睁开眼的时候,俺脑袋昏沉沉,嗓子眼干得冒烟。一个满脸褶子的老太太抓着俺的手,眼泪啪嗒啪嗒往下掉:“老闺女啊,你咋样啊?”-10 屋外头大雪封门,屋里冷得跟冰窖似的,黄泥土墙黑乎乎的,炕上就铺着一层薄褥子。

这家人穷,真穷。一大家子挤在三间土房里,粮食缸都快见底了。俺那个便宜娘——就是那个老太太——偏心眼得很,就疼俺这个“老闺女”,可家里实在没东西啊-4-5。哥哥嫂子们看俺的眼神都不太对劲,也难怪,多一张嘴吃饭呢。
饿,真饿。肚子里空荡荡的感觉让俺晚上都睡不着觉。前世虽说不是大富大贵,可也没挨过这罪啊!就在俺盯着房梁发呆的时候,眼前突然一晃——诶?这不是俺前世管理的那个仓库吗?
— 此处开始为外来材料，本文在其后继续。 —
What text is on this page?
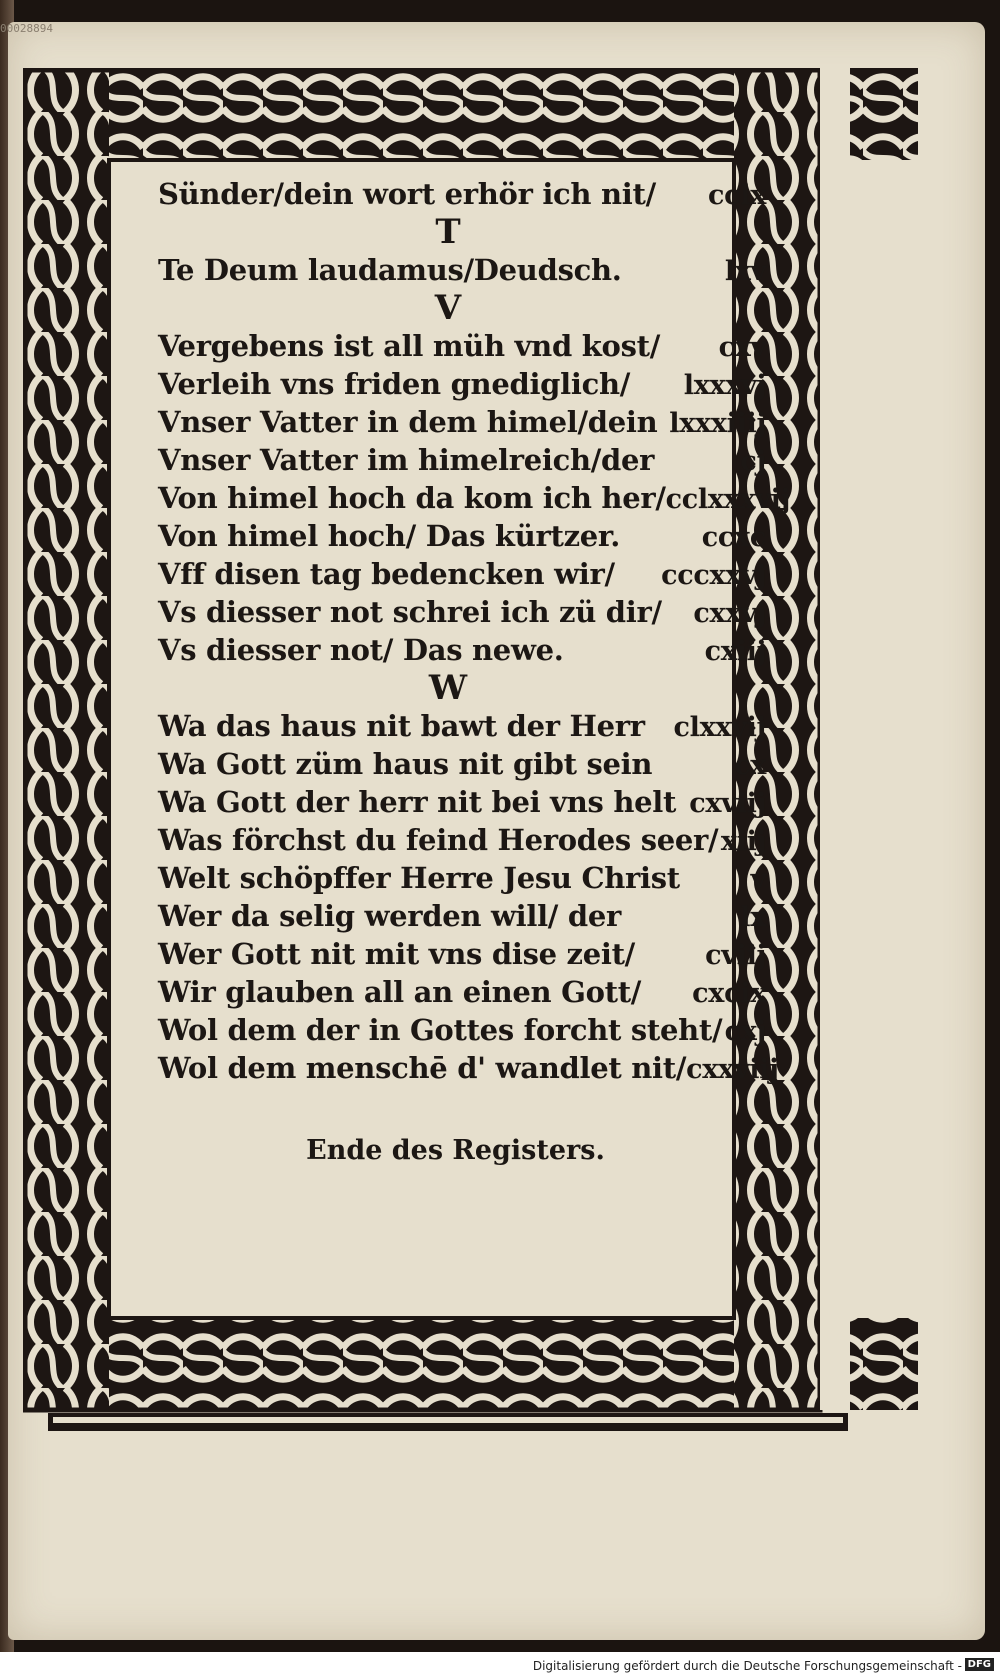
00028894
Sünder/dein wort erhör ich nit/ cclx
T
Te Deum laudamus/Deudsch.	lxv
V
Vergebens ist all müh vnd kost/ cxv
Verleih vns friden gnediglich/ lxxxvj
Vnser Vatter in dem himel/dein lxxxiiij
Vnser Vatter im himelreich/der	cj
Von himel hoch da kom ich her/ cclxxxvij
Von himel hoch/ Das kürtzer.	ccxc
Vff disen tag bedencken wir/ cccxxvj
Vs diesser not schrei ich zü dir/ cxxvj
Vs diesser not/ Das newe.	cxiij
W
Wa das haus nit bawt der Herr clxxvij
Wa Gott züm haus nit gibt sein	cx
Wa Gott der herr nit bei vns helt cxviij
Was förchst du feind Herodes seer/ xiij
Welt schöpffer Herre Jesu Christ	v
Wer da selig werden will/ der	lx
Wer Gott nit mit vns dise zeit/	cviij
Wir glauben all an einen Gott/ cxcix
Wol dem der in Gottes forcht steht/ cxj
Wol dem menschē d' wandlet nit/ cxxviij
Ende des Registers.
Digitalisierung gefördert durch die Deutsche Forschungsgemeinschaft - DFG
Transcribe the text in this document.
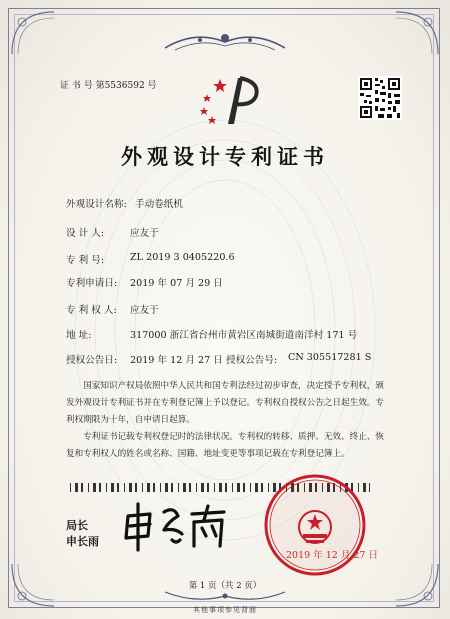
证 书 号 第5536592 号
外观设计专利证书
外观设计名称: 手动卷纸机
设 计 人:	应友于
专 利 号:	ZL 2019 3 0405220.6
专利申请日: 2019 年 07 月 29 日
专 利 权 人: 应友于
地 址:	317000 浙江省台州市黄岩区南城街道南洋村 171 号
授权公告日: 2019 年 12 月 27 日 授权公告号: CN 305517281 S
国家知识产权局依照中华人民共和国专利法经过初步审查，决定授予专利权，颁发外观设计专利证书并在专利登记簿上予以登记。专利权自授权公告之日起生效。专利权期限为十年，自申请日起算。
专利证书记载专利权登记时的法律状况。专利权的转移、质押、无效、终止、恢复和专利权人的姓名或名称、国籍、地址变更等事项记载在专利登记簿上。
局长
申长雨
2019 年 12 月 27 日
第 1 页（共 2 页）
其他事项参见背面
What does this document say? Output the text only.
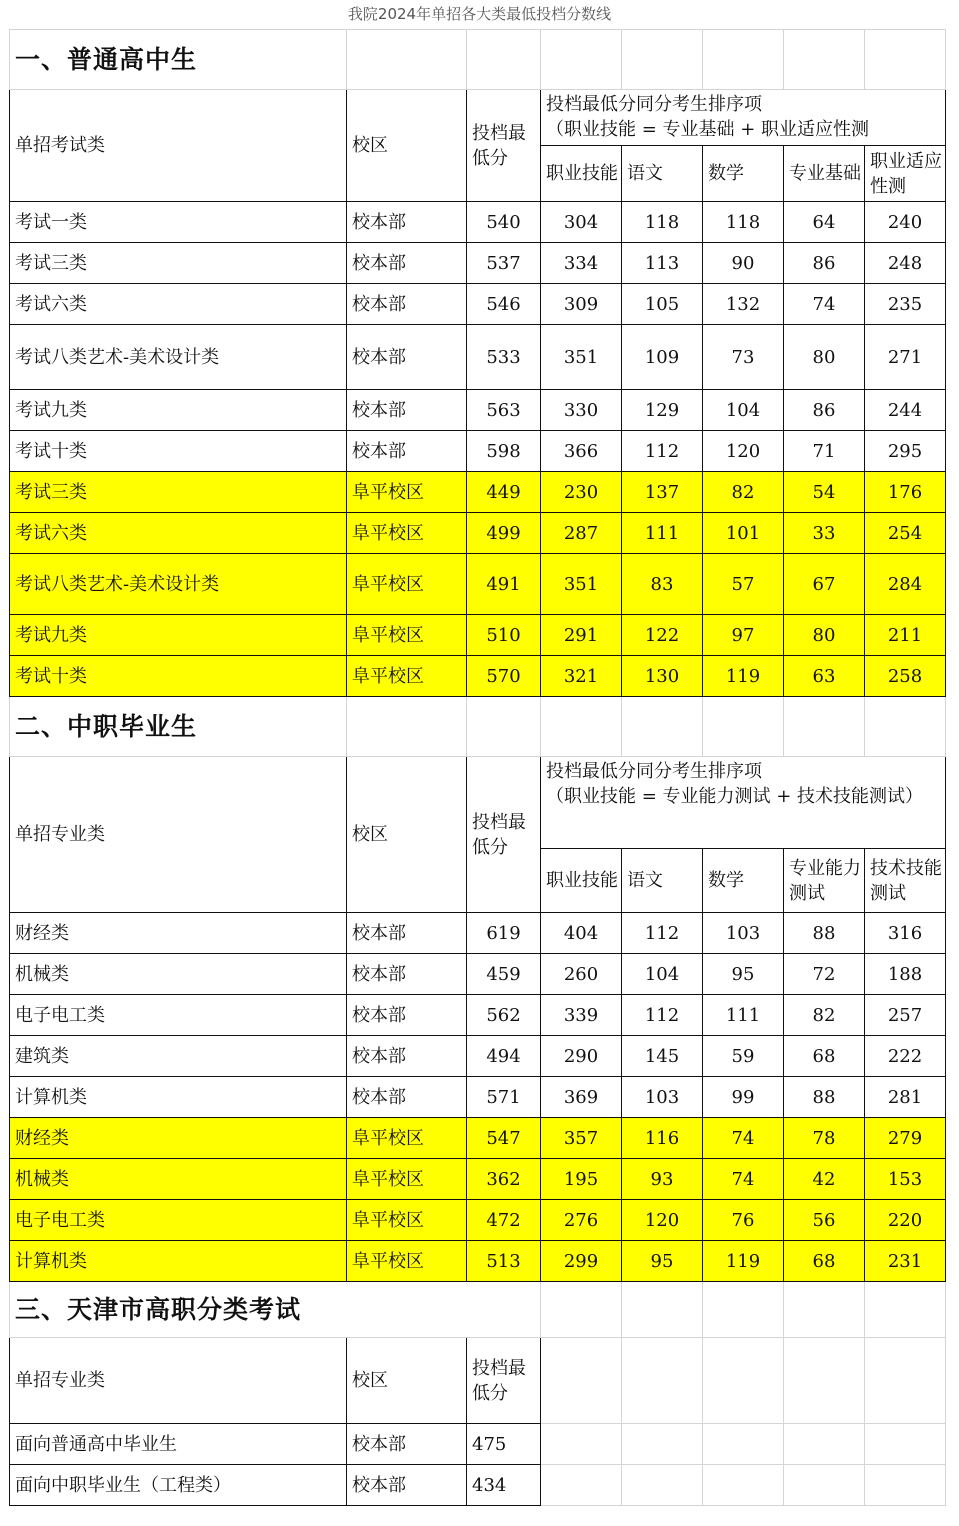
我院2024年单招各大类最低投档分数线
一、普通高中生							
单招考试类	校区	投档最低分	投档最低分同分考生排序项
（职业技能 = 专业基础 + 职业适应性测				

			职业技能	语文	数学	专业基础	职业适应性测
考试一类	校本部	540	304	118	118	64	240
考试三类	校本部	537	334	113	90	86	248
考试六类	校本部	546	309	105	132	74	235
考试八类艺术-美术设计类	校本部	533	351	109	73	80	271
考试九类	校本部	563	330	129	104	86	244
考试十类	校本部	598	366	112	120	71	295
考试三类	阜平校区	449	230	137	82	54	176
考试六类	阜平校区	499	287	111	101	33	254
考试八类艺术-美术设计类	阜平校区	491	351	83	57	67	284
考试九类	阜平校区	510	291	122	97	80	211
考试十类	阜平校区	570	321	130	119	63	258
二、中职毕业生							
单招专业类	校区	投档最低分	投档最低分同分考生排序项
（职业技能 = 专业能力测试 + 技术技能测试）				

			职业技能	语文	数学	专业能力测试	技术技能测试
财经类	校本部	619	404	112	103	88	316
机械类	校本部	459	260	104	95	72	188
电子电工类	校本部	562	339	112	111	82	257
建筑类	校本部	494	290	145	59	68	222
计算机类	校本部	571	369	103	99	88	281
财经类	阜平校区	547	357	116	74	78	279
机械类	阜平校区	362	195	93	74	42	153
电子电工类	阜平校区	472	276	120	76	56	220
计算机类	阜平校区	513	299	95	119	68	231
三、天津市高职分类考试							
单招专业类	校区	投档最低分					
面向普通高中毕业生	校本部	475					
面向中职毕业生（工程类）	校本部	434					
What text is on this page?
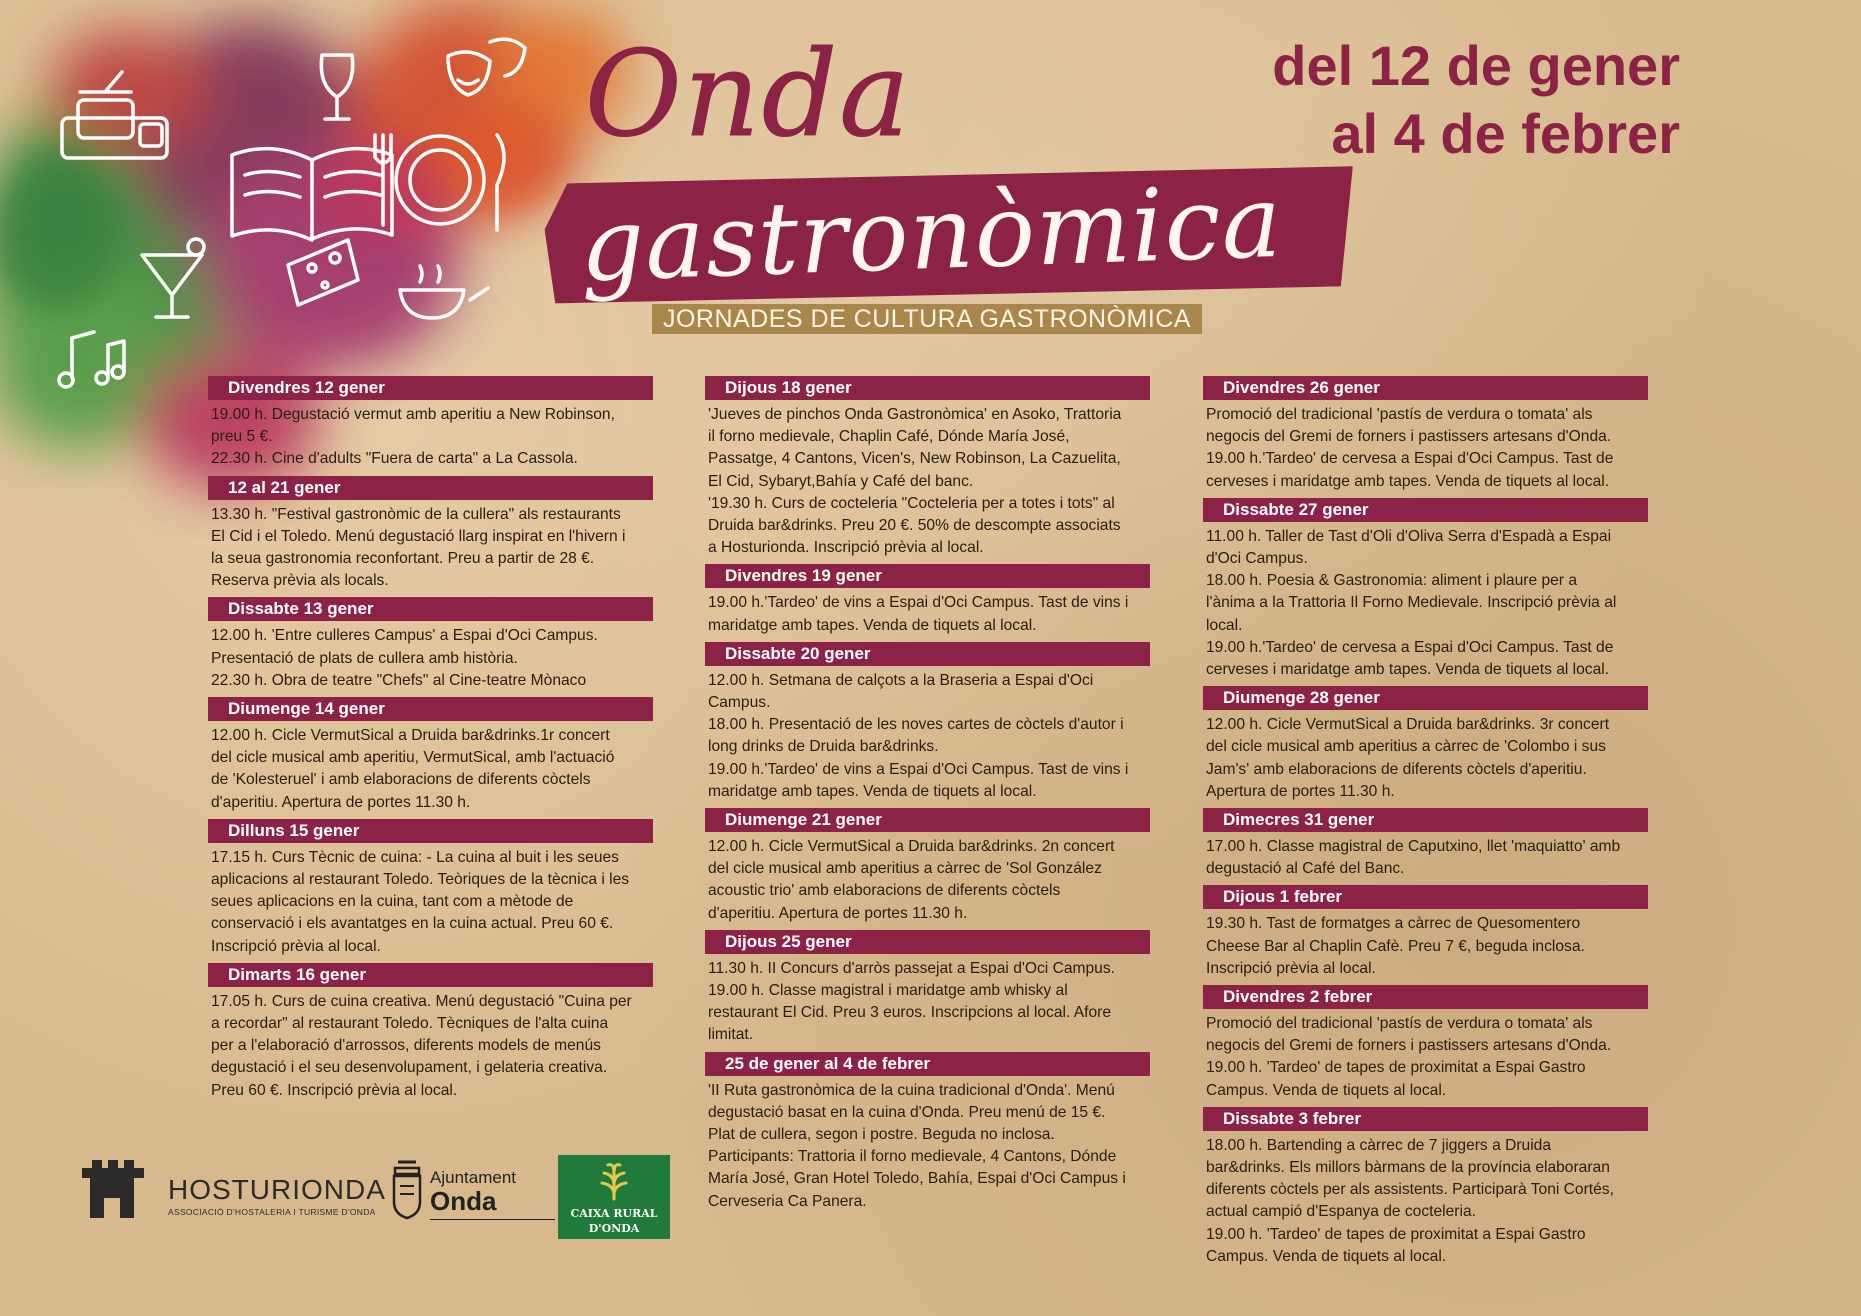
Onda
gastronòmica
JORNADES DE CULTURA GASTRONÒMICA
del 12 de gener
al 4 de febrer
Divendres 12 gener
19.00 h. Degustació vermut amb aperitiu a New Robinson,
preu 5 €.
22.30 h. Cine d'adults "Fuera de carta" a La Cassola.
12 al 21 gener
13.30 h. "Festival gastronòmic de la cullera" als restaurants
El Cid i el Toledo. Menú degustació llarg inspirat en l'hivern i
la seua gastronomia reconfortant. Preu a partir de 28 €.
Reserva prèvia als locals.
Dissabte 13 gener
12.00 h. 'Entre culleres Campus' a Espai d'Oci Campus.
Presentació de plats de cullera amb història.
22.30 h. Obra de teatre "Chefs" al Cine-teatre Mònaco
Diumenge 14 gener
12.00 h. Cicle VermutSical a Druida bar&drinks.1r concert
del cicle musical amb aperitiu, VermutSical, amb l'actuació
de 'Kolesteruel' i amb elaboracions de diferents còctels
d'aperitiu. Apertura de portes 11.30 h.
Dilluns 15 gener
17.15 h. Curs Tècnic de cuina: - La cuina al buit i les seues
aplicacions al restaurant Toledo. Teòriques de la tècnica i les
seues aplicacions en la cuina, tant com a mètode de
conservació i els avantatges en la cuina actual. Preu 60 €.
Inscripció prèvia al local.
Dimarts 16 gener
17.05 h. Curs de cuina creativa. Menú degustació "Cuina per
a recordar" al restaurant Toledo. Tècniques de l'alta cuina
per a l'elaboració d'arrossos, diferents models de menús
degustació i el seu desenvolupament, i gelateria creativa.
Preu 60 €. Inscripció prèvia al local.
Dijous 18 gener
'Jueves de pinchos Onda Gastronòmica' en Asoko, Trattoria
il forno medievale, Chaplin Café, Dónde María José,
Passatge, 4 Cantons, Vicen's, New Robinson, La Cazuelita,
El Cid, Sybaryt,Bahía y Café del banc.
'19.30 h. Curs de cocteleria "Cocteleria per a totes i tots" al
Druida bar&drinks. Preu 20 €. 50% de descompte associats
a Hosturionda. Inscripció prèvia al local.
Divendres 19 gener
19.00 h.'Tardeo' de vins a Espai d'Oci Campus. Tast de vins i
maridatge amb tapes. Venda de tiquets al local.
Dissabte 20 gener
12.00 h. Setmana de calçots a la Braseria a Espai d'Oci
Campus.
18.00 h. Presentació de les noves cartes de còctels d'autor i
long drinks de Druida bar&drinks.
19.00 h.'Tardeo' de vins a Espai d'Oci Campus. Tast de vins i
maridatge amb tapes. Venda de tiquets al local.
Diumenge 21 gener
12.00 h. Cicle VermutSical a Druida bar&drinks. 2n concert
del cicle musical amb aperitius a càrrec de 'Sol González
acoustic trio' amb elaboracions de diferents còctels
d'aperitiu. Apertura de portes 11.30 h.
Dijous 25 gener
11.30 h. II Concurs d'arròs passejat a Espai d'Oci Campus.
19.00 h. Classe magistral i maridatge amb whisky al
restaurant El Cid. Preu 3 euros. Inscripcions al local. Afore
limitat.
25 de gener al 4 de febrer
'II Ruta gastronòmica de la cuina tradicional d'Onda'. Menú
degustació basat en la cuina d'Onda. Preu menú de 15 €.
Plat de cullera, segon i postre. Beguda no inclosa.
Participants: Trattoria il forno medievale, 4 Cantons, Dónde
María José, Gran Hotel Toledo, Bahía, Espai d'Oci Campus i
Cerveseria Ca Panera.
Divendres 26 gener
Promoció del tradicional 'pastís de verdura o tomata' als
negocis del Gremi de forners i pastissers artesans d'Onda.
19.00 h.'Tardeo' de cervesa a Espai d'Oci Campus. Tast de
cerveses i maridatge amb tapes. Venda de tiquets al local.
Dissabte 27 gener
11.00 h. Taller de Tast d'Oli d'Oliva Serra d'Espadà a Espai
d'Oci Campus.
18.00 h. Poesia & Gastronomia: aliment i plaure per a
l'ànima a la Trattoria Il Forno Medievale. Inscripció prèvia al
local.
19.00 h.'Tardeo' de cervesa a Espai d'Oci Campus. Tast de
cerveses i maridatge amb tapes. Venda de tiquets al local.
Diumenge 28 gener
12.00 h. Cicle VermutSical a Druida bar&drinks. 3r concert
del cicle musical amb aperitius a càrrec de 'Colombo i sus
Jam's' amb elaboracions de diferents còctels d'aperitiu.
Apertura de portes 11.30 h.
Dimecres 31 gener
17.00 h. Classe magistral de Caputxino, llet 'maquiatto' amb
degustació al Café del Banc.
Dijous 1 febrer
19.30 h. Tast de formatges a càrrec de Quesomentero
Cheese Bar al Chaplin Cafè. Preu 7 €, beguda inclosa.
Inscripció prèvia al local.
Divendres 2 febrer
Promoció del tradicional 'pastís de verdura o tomata' als
negocis del Gremi de forners i pastissers artesans d'Onda.
19.00 h. 'Tardeo' de tapes de proximitat a Espai Gastro
Campus. Venda de tiquets al local.
Dissabte 3 febrer
18.00 h. Bartending a càrrec de 7 jiggers a Druida
bar&drinks. Els millors bàrmans de la província elaboraran
diferents còctels per als assistents. Participarà Toni Cortés,
actual campió d'Espanya de cocteleria.
19.00 h. 'Tardeo' de tapes de proximitat a Espai Gastro
Campus. Venda de tiquets al local.
HOSTURIONDA
ASSOCIACIÓ D'HOSTALERIA I TURISME D'ONDA
Ajuntament
Onda	CAIXA RURAL
D'ONDA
货架整整齐齐,上头摆着粮油米面、日用杂货,甚至还有角落里的几箱药品-10。这第一次带着仓库重生,俺才明白,在这饥荒年代,能吃饱饭就是天大的福气。可东西怎么拿出来呢?俺试着想“一袋玉米面”,手里一沉,还真出现了!不敢多拿,就悄悄混进家里的粮缸里。
有了这点粮食垫底,家里总算能喝上稠一点的粥了。老太太以为是天上掉馅饼,偷偷跟俺说:“老闺女,这是老天爷看咱家心善啊!”俺心里苦笑,哪是老天爷,是俺前世管的那仓库跟过来了。
可问题来了,仓库里的东西也不是无限的,吃一点少一点。而且家里这么多人,突然多出粮食来,咋解释?村里人精着呢,有点风吹草动都能传遍全村。
更让俺头疼的是,村里开始有人上门借粮了。张家婶子哭着脸说家里孩子饿得直哭,李家大爷拄着拐杖说两天没吃东西了。俺娘心软,想匀点出去,可大嫂不乐意了:“自家都不够吃,还管别人?”家里吵成一团。
俺缩在炕角琢磨,这么坐吃山空不行啊。仓库里的东西得换成这个年代能光明正大拿出来的。第二次带着仓库重生给俺的启示是,光有东西不够,得会变通,让这些资源真正活起来。俺想起仓库角落里有些针头线脑、纽扣发卡,这年头虽然朴素,可爱美是女人的天性。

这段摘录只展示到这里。